1 February 2013
The Electoral Registration and Administration Act has received Royal Assent. The Act allows Individual Electoral Registration to be introduced in 2014 to help tackle electoral fraud and paves the way for online registration from 2014, which will make it more easier and more convenient for individuals to ensure they are registered to vote.
Chloe Smith, Minister for Political and Constitutional Reform, said:
I want Britain to be a fairer, stronger, more democratic society. Making it easier to register to vote is crucial to a free and fair society. We have to get it right, and we have to make it as difficult as possible for people to commit fraud.
The Electoral Registration and Administration Act provides the legal framework for a fair, robust and efficient electoral system, fit to face the challenges of the 21st century. The government, the Electoral Commission and local electoral services teams all still have a great deal of work to do, but I am delighted that we are still firmly on target to introduce Individual Electoral Registration in the summer of 2014.

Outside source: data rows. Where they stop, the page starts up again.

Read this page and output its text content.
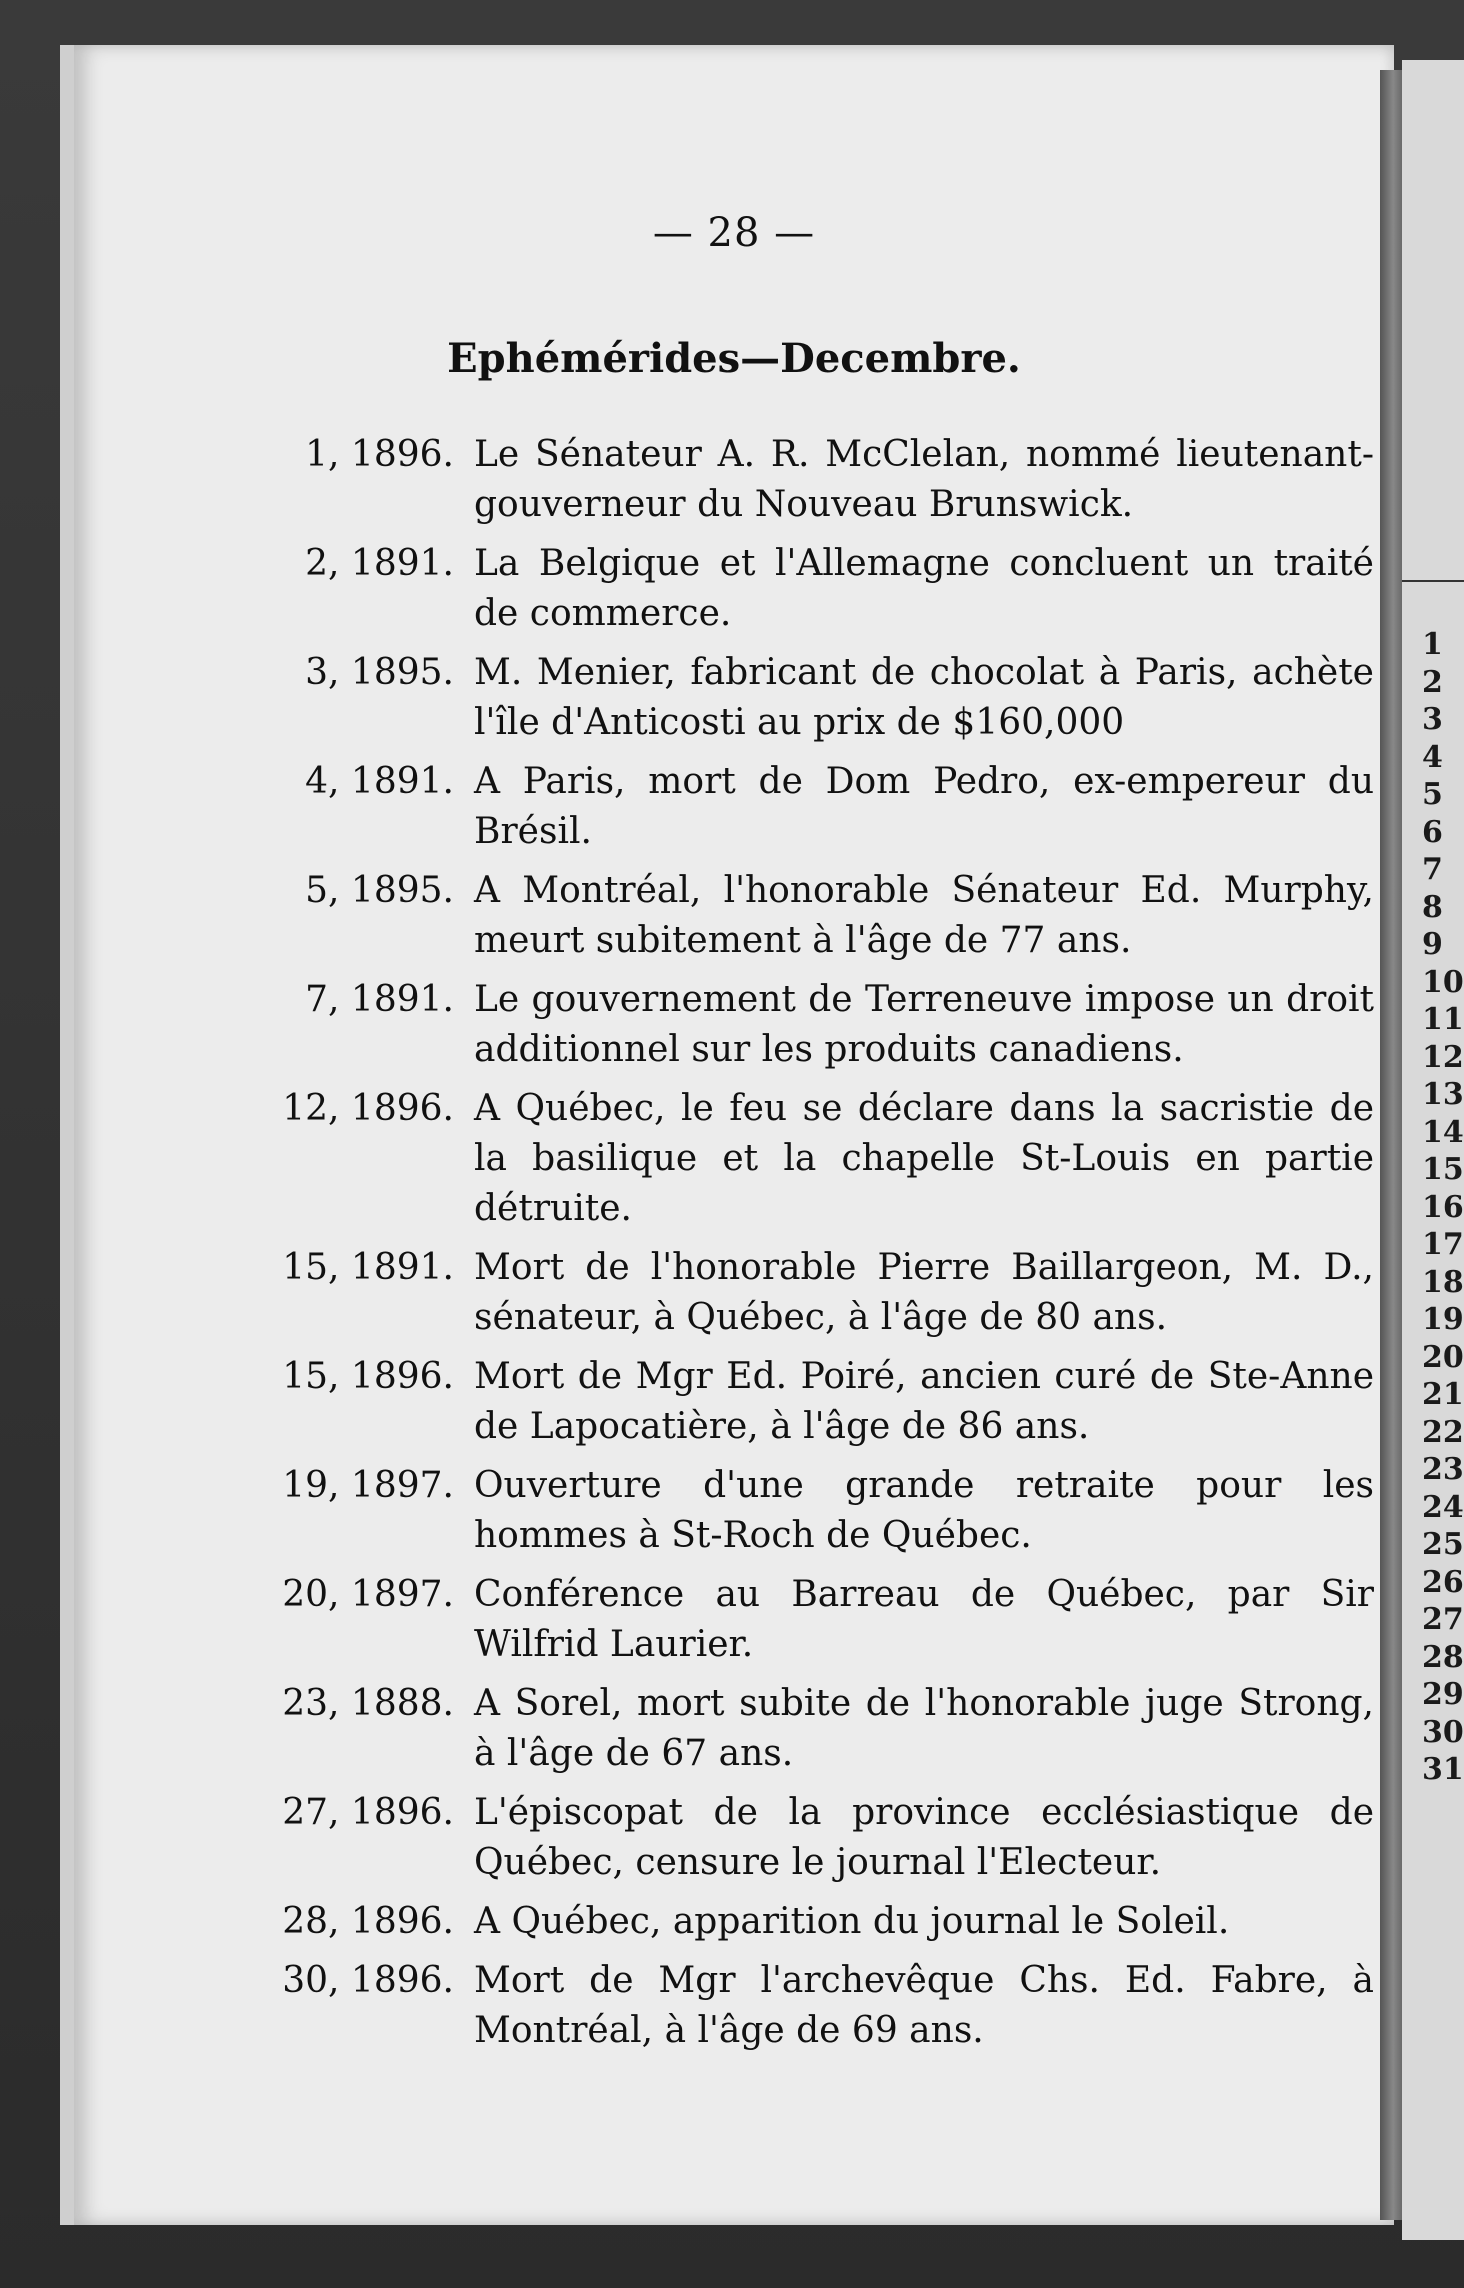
— 28 —
Ephémérides—Decembre.
1, 1896. Le Sénateur A. R. McClelan, nommé lieutenant-gouverneur du Nouveau Brunswick.
2, 1891. La Belgique et l'Allemagne concluent un traité de commerce.
3, 1895. M. Menier, fabricant de chocolat à Paris, achète l'île d'Anticosti au prix de $160,000
4, 1891. A Paris, mort de Dom Pedro, ex-empereur du Brésil.
5, 1895. A Montréal, l'honorable Sénateur Ed. Murphy, meurt subitement à l'âge de 77 ans.
7, 1891. Le gouvernement de Terreneuve impose un droit additionnel sur les produits canadiens.
12, 1896. A Québec, le feu se déclare dans la sacristie de la basilique et la chapelle St-Louis en partie détruite.
15, 1891. Mort de l'honorable Pierre Baillargeon, M. D., sénateur, à Québec, à l'âge de 80 ans.
15, 1896. Mort de Mgr Ed. Poiré, ancien curé de Ste-Anne de Lapocatière, à l'âge de 86 ans.
19, 1897. Ouverture d'une grande retraite pour les hommes à St-Roch de Québec.
20, 1897. Conférence au Barreau de Québec, par Sir Wilfrid Laurier.
23, 1888. A Sorel, mort subite de l'honorable juge Strong, à l'âge de 67 ans.
27, 1896. L'épiscopat de la province ecclésiastique de Québec, censure le journal l'Electeur.
28, 1896. A Québec, apparition du journal le Soleil.
30, 1896. Mort de Mgr l'archevêque Chs. Ed. Fabre, à Montréal, à l'âge de 69 ans.
1
2
3
4
5
6
7
8
9
10
11
12
13
14
15
16
17
18
19
20
21
22
23
24
25
26
27
28
29
30
31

As well as preparation for individual electoral registration, there are provisions in the Act to increase voter participation, further improve the integrity of the electoral system and ensure that the process underpinning elections is more robust. The electoral timetable for UK Parliamentary General Elections will be extended, benefiting postal voters, in particular those overseas and service personnel based abroad, by giving them more time to return their postal vote.
Measures added to the Act during its passage through Parliament include the moving the next review of constituency boundaries from 2013 to 2018, and an amendment to ensure electors queuing at a polling station when it closes at 10pm can exercise their right to vote.
Notes to editors
- The Electoral Registration and Administration Act can be obtained from the Stationery Office.

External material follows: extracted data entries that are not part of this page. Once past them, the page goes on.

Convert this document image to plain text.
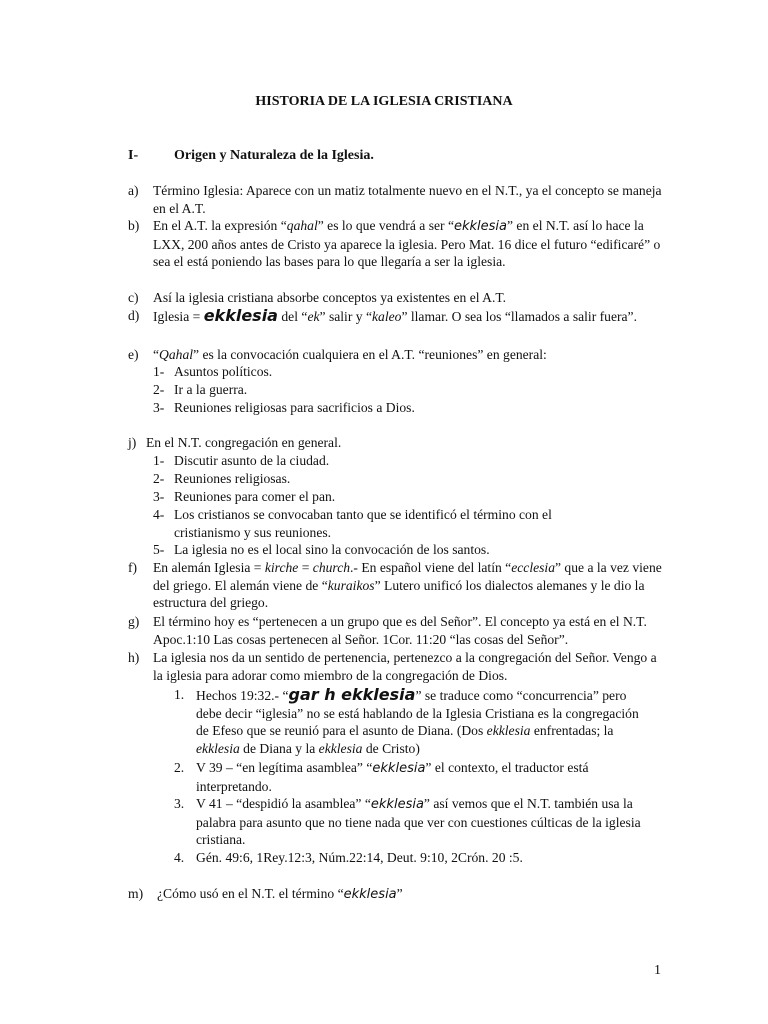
HISTORIA DE LA IGLESIA CRISTIANA
I-	Origen y Naturaleza de la Iglesia.
a) Término Iglesia: Aparece con un matiz totalmente nuevo en el N.T., ya el concepto se maneja en el A.T.
b) En el A.T. la expresión “qahal” es lo que vendrá a ser “ekklesia” en el N.T. así lo hace la LXX, 200 años antes de Cristo ya aparece la iglesia. Pero Mat. 16 dice el futuro “edificaré” o sea el está poniendo las bases para lo que llegaría a ser la iglesia.
c) Así la iglesia cristiana absorbe conceptos ya existentes en el A.T.
d) Iglesia = ekklesia del “ek” salir y “kaleo” llamar. O sea los “llamados a salir fuera”.
e) “Qahal” es la convocación cualquiera en el A.T. “reuniones” en general:
1- Asuntos políticos.
2- Ir a la guerra.
3- Reuniones religiosas para sacrificios a Dios.
j) En el N.T. congregación en general.
1- Discutir asunto de la ciudad.
2- Reuniones religiosas.
3- Reuniones para comer el pan.
4- Los cristianos se convocaban tanto que se identificó el término con el cristianismo y sus reuniones.
5- La iglesia no es el local sino la convocación de los santos.
f) En alemán Iglesia = kirche = church.- En español viene del latín “ecclesia” que a la vez viene del griego. El alemán viene de “kuraikos” Lutero unificó los dialectos alemanes y le dio la estructura del griego.
g) El término hoy es “pertenecen a un grupo que es del Señor”. El concepto ya está en el N.T. Apoc.1:10 Las cosas pertenecen al Señor. 1Cor. 11:20 “las cosas del Señor”.
h) La iglesia nos da un sentido de pertenencia, pertenezco a la congregación del Señor. Vengo a la iglesia para adorar como miembro de la congregación de Dios.
1. Hechos 19:32.- “gar h ekklesia” se traduce como “concurrencia” pero debe decir “iglesia” no se está hablando de la Iglesia Cristiana es la congregación de Efeso que se reunió para el asunto de Diana. (Dos ekklesia enfrentadas; la ekklesia de Diana y la ekklesia de Cristo)
2. V 39 – “en legítima asamblea” “ekklesia” el contexto, el traductor está interpretando.
3. V 41 – “despidió la asamblea” “ekklesia” así vemos que el N.T. también usa la palabra para asunto que no tiene nada que ver con cuestiones cúlticas de la iglesia cristiana.
4. Gén. 49:6, 1Rey.12:3, Núm.22:14, Deut. 9:10, 2Crón. 20 :5.
m) ¿Cómo usó en el N.T. el término “ekklesia”
1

- New system of individual electoral registration:
Until individual registration begins in summer 2014, the current system will continue, under which the head of a household registers electors who live at the same address. From next summer, electors will register separately, each providing their own unique identifiers, such as National Insurance number and date of birth, so their information can be verified.
Around two-thirds of the public will not have to take any action to stay on the electoral register because those on the register in 2014 will be transferred to the new system automatically.
Where someone’s details cannot be confirmed, which is expected to be around a third of the electorate, and where people are unregistered or move house after the final household canvass, people will be invited and reminded to register under the new system. Even if someone on the register is not captured by the automatic data matching process and fails to register individually, their details will be carried forward from the current register for at least a year after the introduction of the new system in summer 2014 and they will be able to vote in the 2015 General Election.
The government believes that it is a civic duty to register to vote, and to support registration officers in their duties a small civil penalty, akin to a parking fine, is being introduced which could only be applied to those who refuse repeated invitations to register. There will also be safeguards to ensure that EROs take specific steps to encourage an application. Under the current system of registering to vote, failure to provide information to an Electoral Registration Officer (ERO) is a criminal offence punishable by a £1,000 fine, leaving a criminal record. This will be maintained under the new system for information about households, to help ensure that the inaction of some does not lead to others being disenfranchised.